Et là, rien ne se passe normalement. Si, très logiquement, des associations de protection de l’enfance (Enfance Majuscule, Enfance et Partage, l’Enfant bleu et le Collectif féministe contre le viol) saisissent le parquet de Paris pour exiger que des recherches soient lancées pour identifier tous les enfants filmés sur les vidéos pédopornographiques afin de les protéger, elles ne sont pas entendues.
Au contraire, le chef du parquet des mineurs de Paris, Yvon Tallec, explique le 16 mai 2000 à France 2 qu’il faut « minimiser la portée de cette affaire » et ses arguments ont de quoi laisser pantois.

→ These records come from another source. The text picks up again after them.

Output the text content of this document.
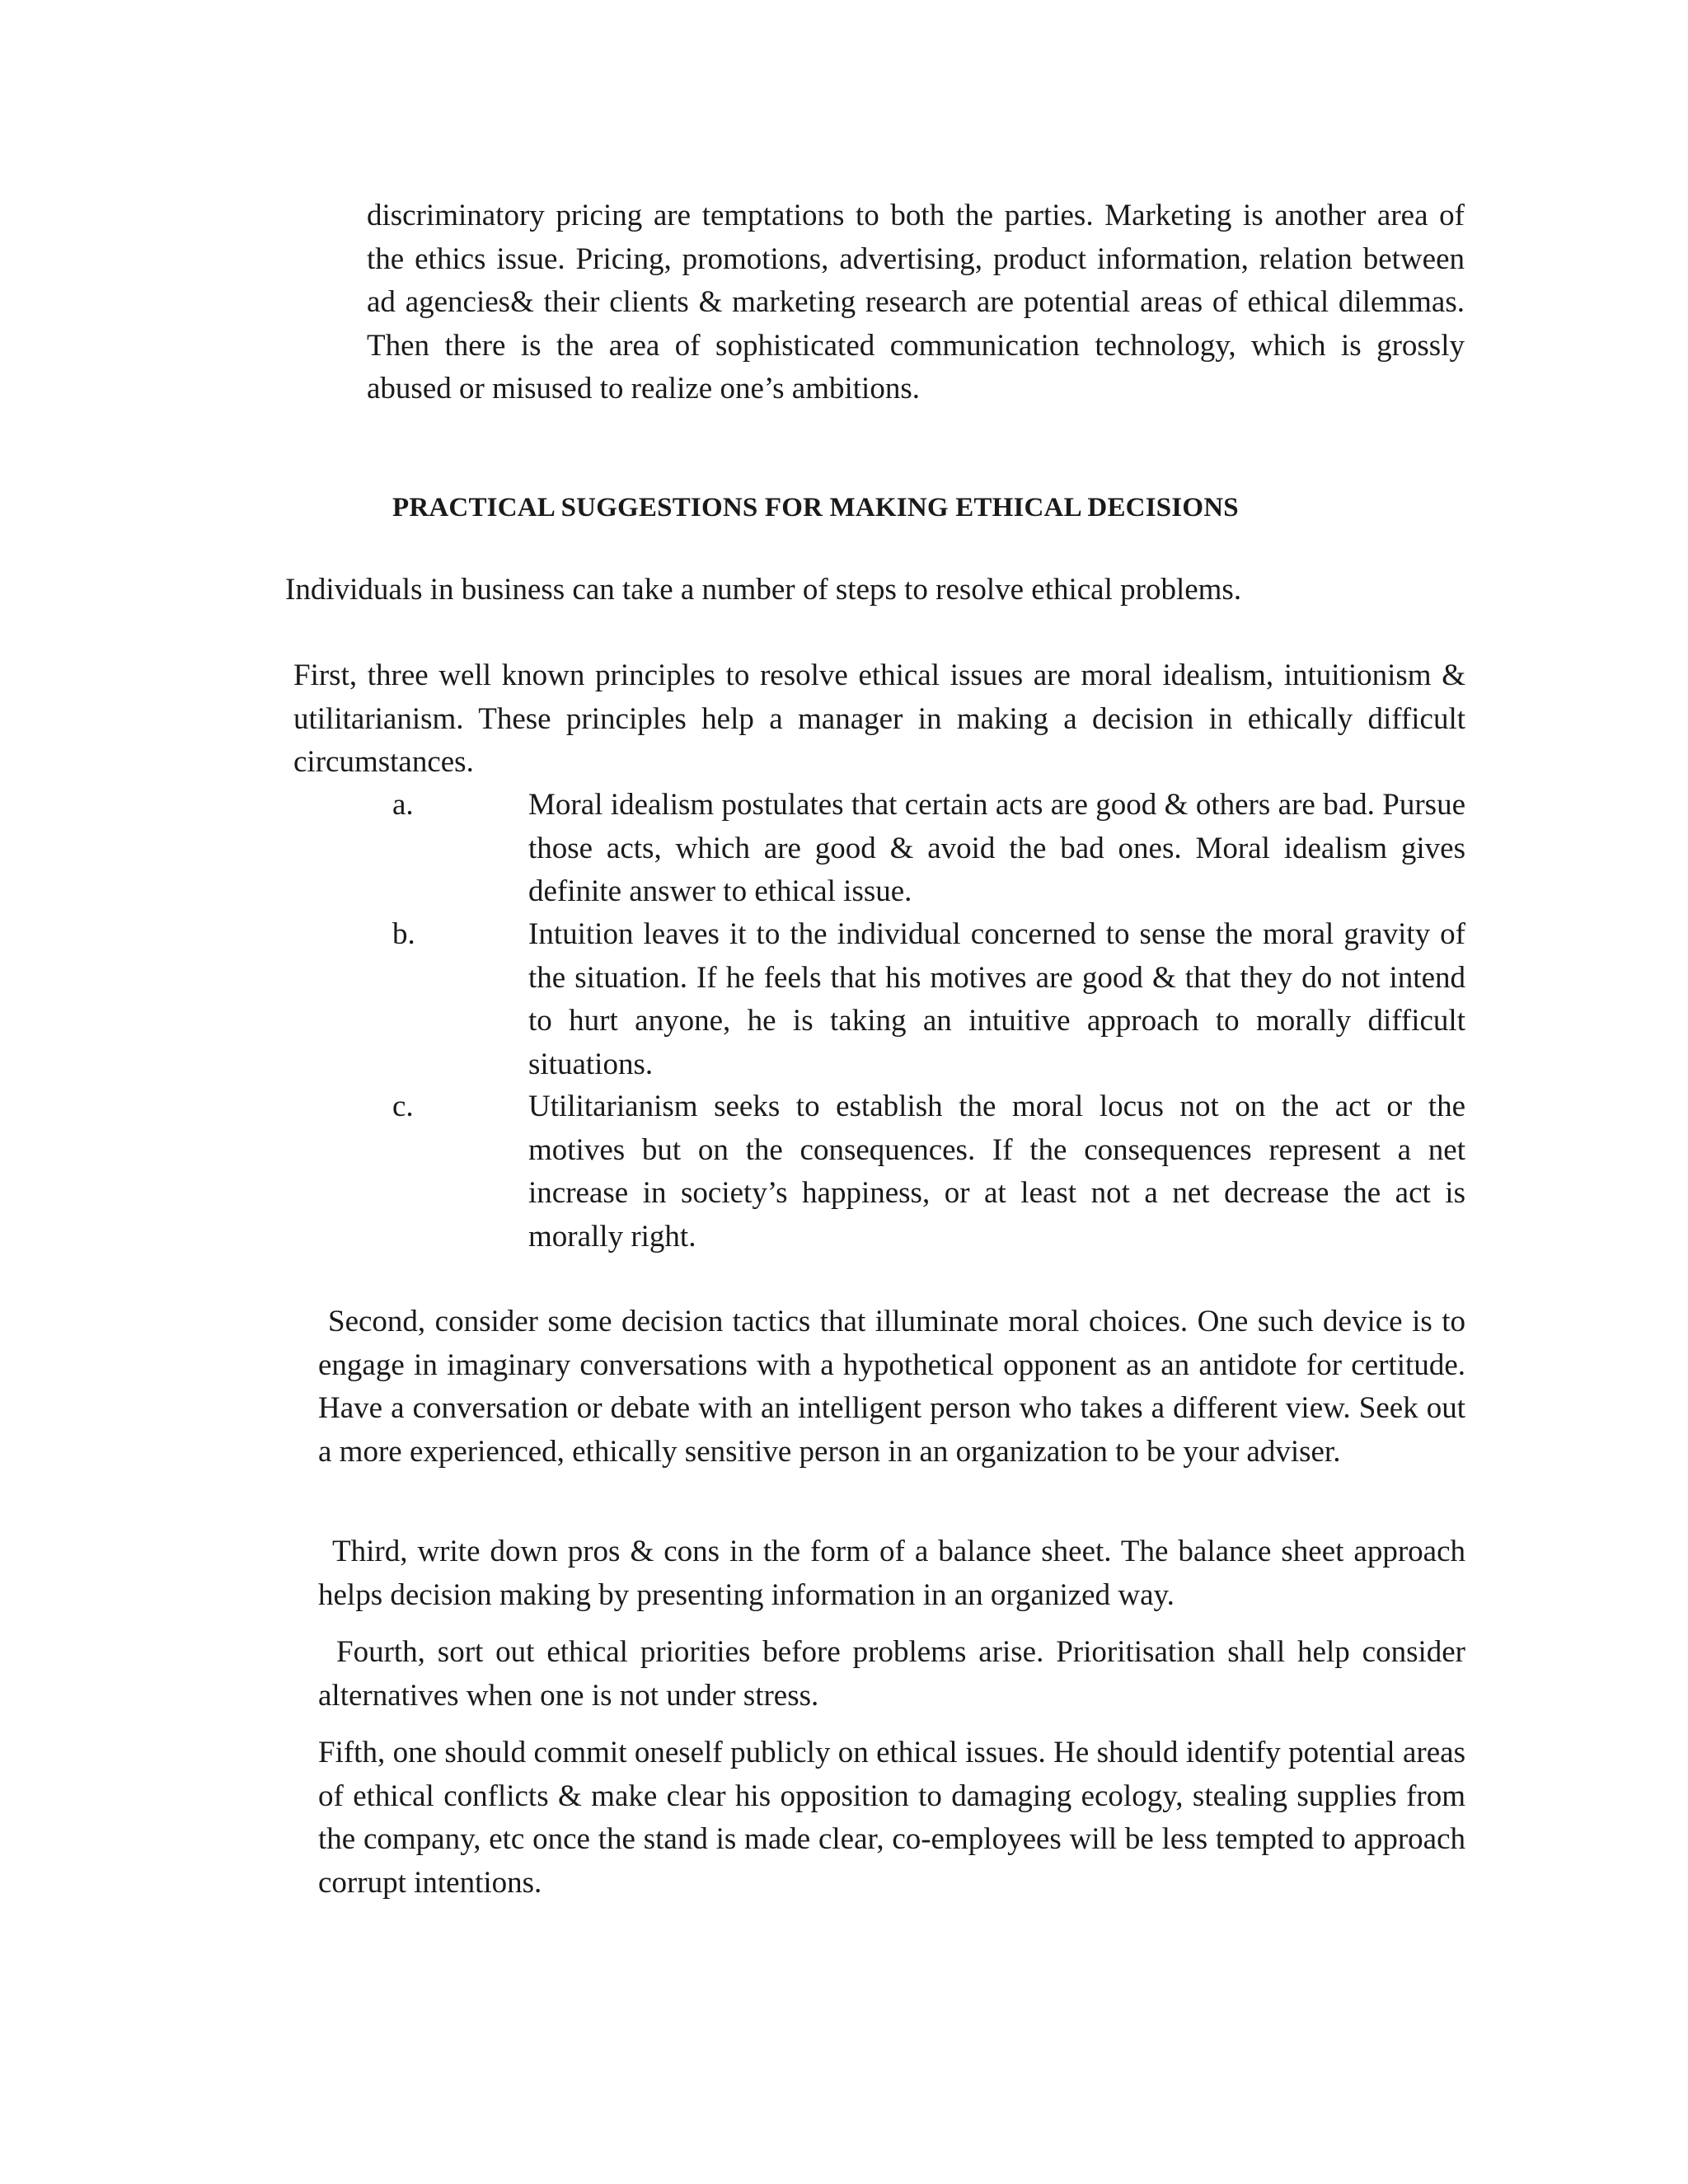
discriminatory pricing are temptations to both the parties. Marketing is another area of the ethics issue. Pricing, promotions, advertising, product information, relation between ad agencies& their clients & marketing research are potential areas of ethical dilemmas. Then there is the area of sophisticated communication technology, which is grossly abused or misused to realize one’s ambitions.

PRACTICAL SUGGESTIONS FOR MAKING ETHICAL DECISIONS

Individuals in business can take a number of steps to resolve ethical problems.

First, three well known principles to resolve ethical issues are moral idealism, intuitionism & utilitarianism. These principles help a manager in making a decision in ethically difficult circumstances.

a.	Moral idealism postulates that certain acts are good & others are bad. Pursue those acts, which are good & avoid the bad ones. Moral idealism gives definite answer to ethical issue.

b.	Intuition leaves it to the individual concerned to sense the moral gravity of the situation. If he feels that his motives are good & that they do not intend to hurt anyone, he is taking an intuitive approach to morally difficult situations.

c.	Utilitarianism seeks to establish the moral locus not on the act or the motives but on the consequences. If the consequences represent a net increase in society’s happiness, or at least not a net decrease the act is morally right.

Second, consider some decision tactics that illuminate moral choices. One such device is to engage in imaginary conversations with a hypothetical opponent as an antidote for certitude. Have a conversation or debate with an intelligent person who takes a different view. Seek out a more experienced, ethically sensitive person in an organization to be your adviser.

Third, write down pros & cons in the form of a balance sheet. The balance sheet approach helps decision making by presenting information in an organized way.

Fourth, sort out ethical priorities before problems arise. Prioritisation shall help consider alternatives when one is not under stress.

Fifth, one should commit oneself publicly on ethical issues. He should identify potential areas of ethical conflicts & make clear his opposition to damaging ecology, stealing supplies from the company, etc once the stand is made clear, co-employees will be less tempted to approach corrupt intentions.
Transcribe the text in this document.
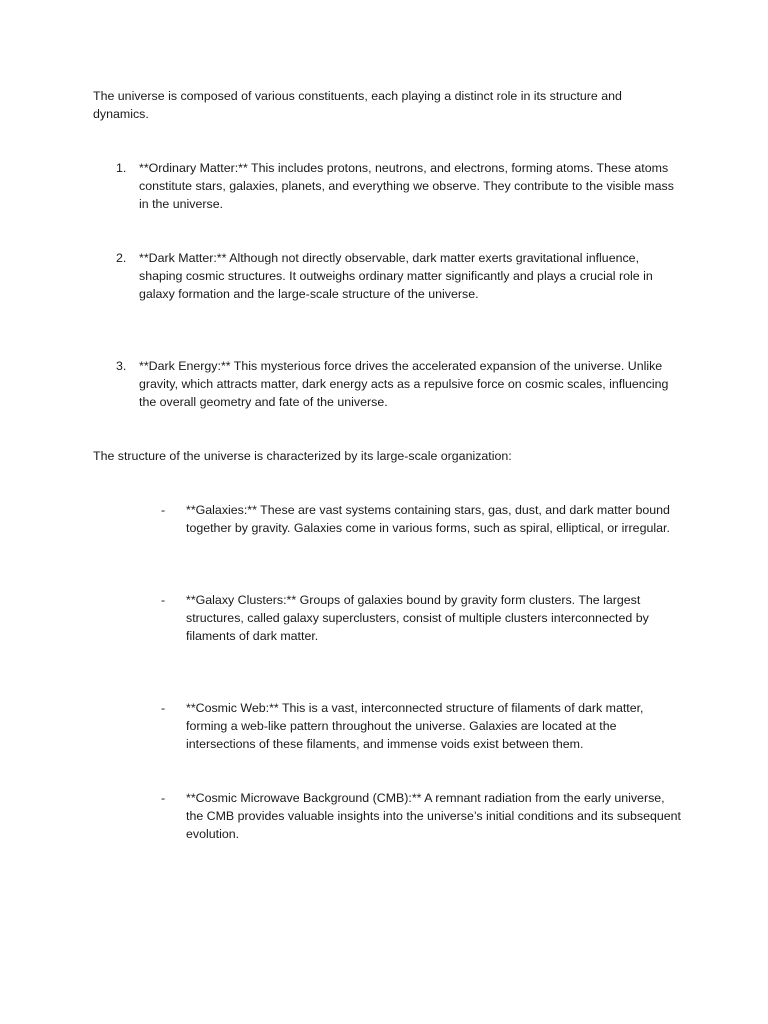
The universe is composed of various constituents, each playing a distinct role in its structure and dynamics.

1.	**Ordinary Matter:** This includes protons, neutrons, and electrons, forming atoms. These atoms constitute stars, galaxies, planets, and everything we observe. They contribute to the visible mass in the universe.
2.	**Dark Matter:** Although not directly observable, dark matter exerts gravitational influence, shaping cosmic structures. It outweighs ordinary matter significantly and plays a crucial role in galaxy formation and the large-scale structure of the universe.
3.	**Dark Energy:** This mysterious force drives the accelerated expansion of the universe. Unlike gravity, which attracts matter, dark energy acts as a repulsive force on cosmic scales, influencing the overall geometry and fate of the universe.

The structure of the universe is characterized by its large-scale organization:

-	**Galaxies:** These are vast systems containing stars, gas, dust, and dark matter bound together by gravity. Galaxies come in various forms, such as spiral, elliptical, or irregular.
-	**Galaxy Clusters:** Groups of galaxies bound by gravity form clusters. The largest structures, called galaxy superclusters, consist of multiple clusters interconnected by filaments of dark matter.
-	**Cosmic Web:** This is a vast, interconnected structure of filaments of dark matter, forming a web-like pattern throughout the universe. Galaxies are located at the intersections of these filaments, and immense voids exist between them.
-	**Cosmic Microwave Background (CMB):** A remnant radiation from the early universe, the CMB provides valuable insights into the universe’s initial conditions and its subsequent evolution.
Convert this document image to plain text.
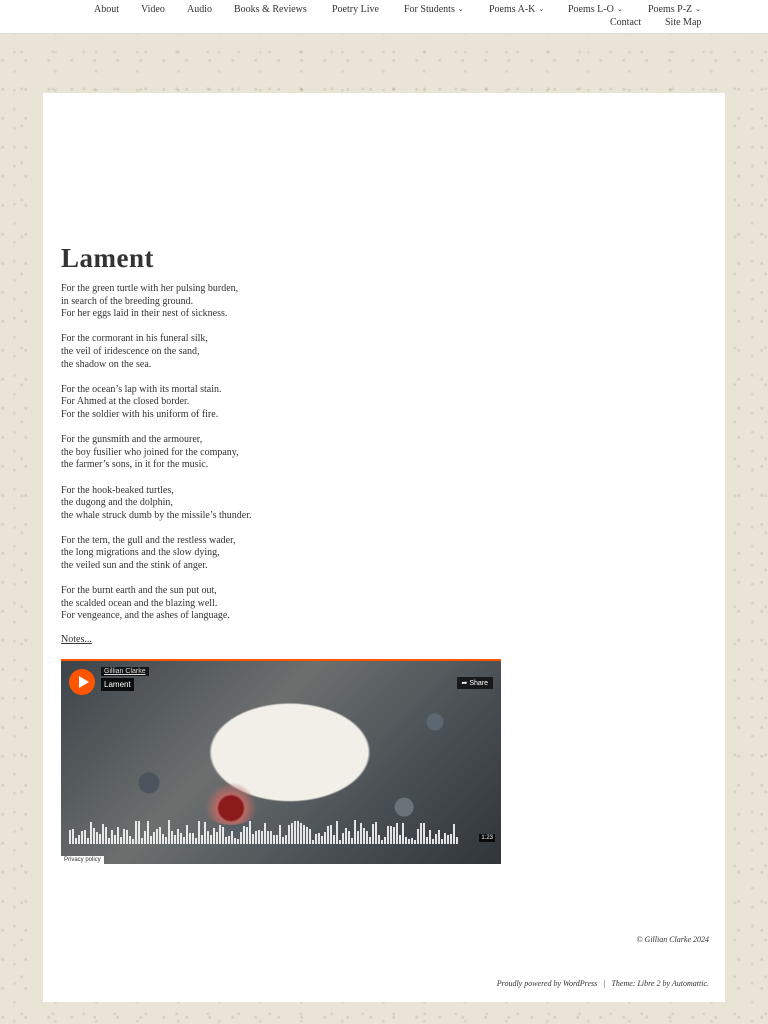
About Video Audio Books & Reviews	Poetry Live	For Students ⌄	Poems A-K ⌄ Poems L-O ⌄	Poems P-Z ⌄
Contact Site Map
Lament
For the green turtle with her pulsing burden,
in search of the breeding ground.
For her eggs laid in their nest of sickness.
For the cormorant in his funeral silk,
the veil of iridescence on the sand,
the shadow on the sea.
For the ocean’s lap with its mortal stain.
For Ahmed at the closed border.
For the soldier with his uniform of fire.
For the gunsmith and the armourer,
the boy fusilier who joined for the company,
the farmer’s sons, in it for the music.
For the hook-beaked turtles,
the dugong and the dolphin,
the whale struck dumb by the missile’s thunder.
For the tern, the gull and the restless wader,
the long migrations and the slow dying,
the veiled sun and the stink of anger.
For the burnt earth and the sun put out,
the scalded ocean and the blazing well.
For vengeance, and the ashes of language.
Notes...
Gillian Clarke
Lament	➦ Share
1:23
Privacy policy
© Gillian Clarke 2024
Proudly powered by WordPress | Theme: Libre 2 by Automattic.
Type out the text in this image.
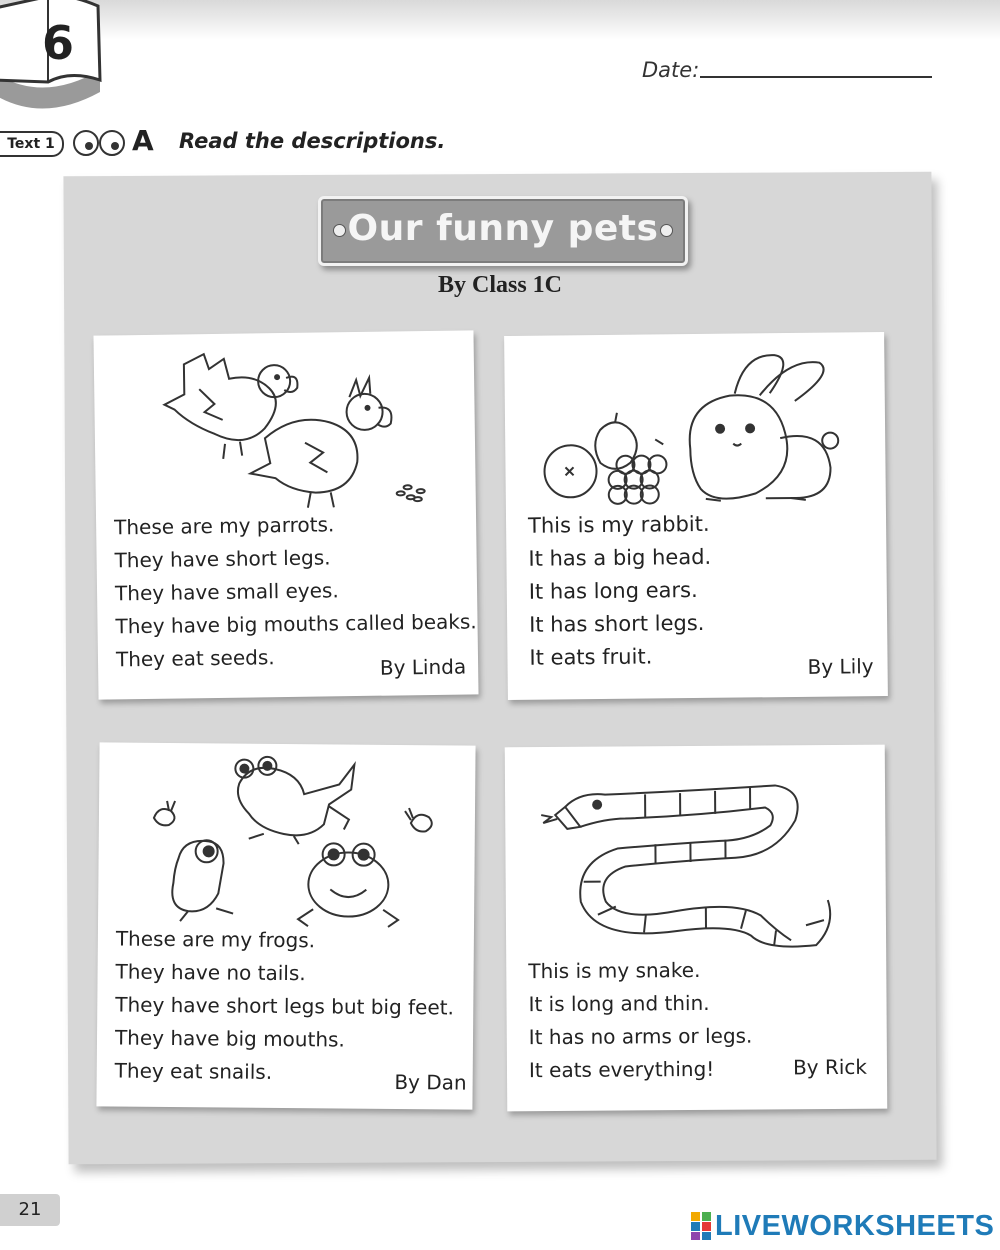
6	Date:
Text 1	A Read the descriptions.
Our funny pets
By Class 1C
These are my parrots.
They have short legs.
They have small eyes.
They have big mouths called beaks.
They eat seeds.	By Linda
This is my rabbit.
It has a big head.
It has long ears.
It has short legs.
It eats fruit.	By Lily
These are my frogs.
They have no tails.
They have short legs but big feet.
They have big mouths.
They eat snails.	By Dan
This is my snake.
It is long and thin.
It has no arms or legs.
It eats everything!	By Rick
21
LIVEWORKSHEETS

« Un certain nombre de ces clichés sortent de revues où les enfants ont été photographiés avec non seulement leur accord, mais l’accord de leurs parents », plaide le magistrat. Il semble oublier qu’une de ses fonctions est précisément de rechercher et de poursuivre les adultes qui participent au trafic pédopornographique, même s’il s’agit de parents utilisant leurs propres enfants. De surcroît, un certain nombre de ces clichés montrent des viols d’enfants très jeunes, des viols de nourrissons sont filmés, des gosses à qui on met toutes sortes d’objets dans les fesses… J’en témoigne, je les ai vus, et suis toujours horrifiée rien que d’y penser.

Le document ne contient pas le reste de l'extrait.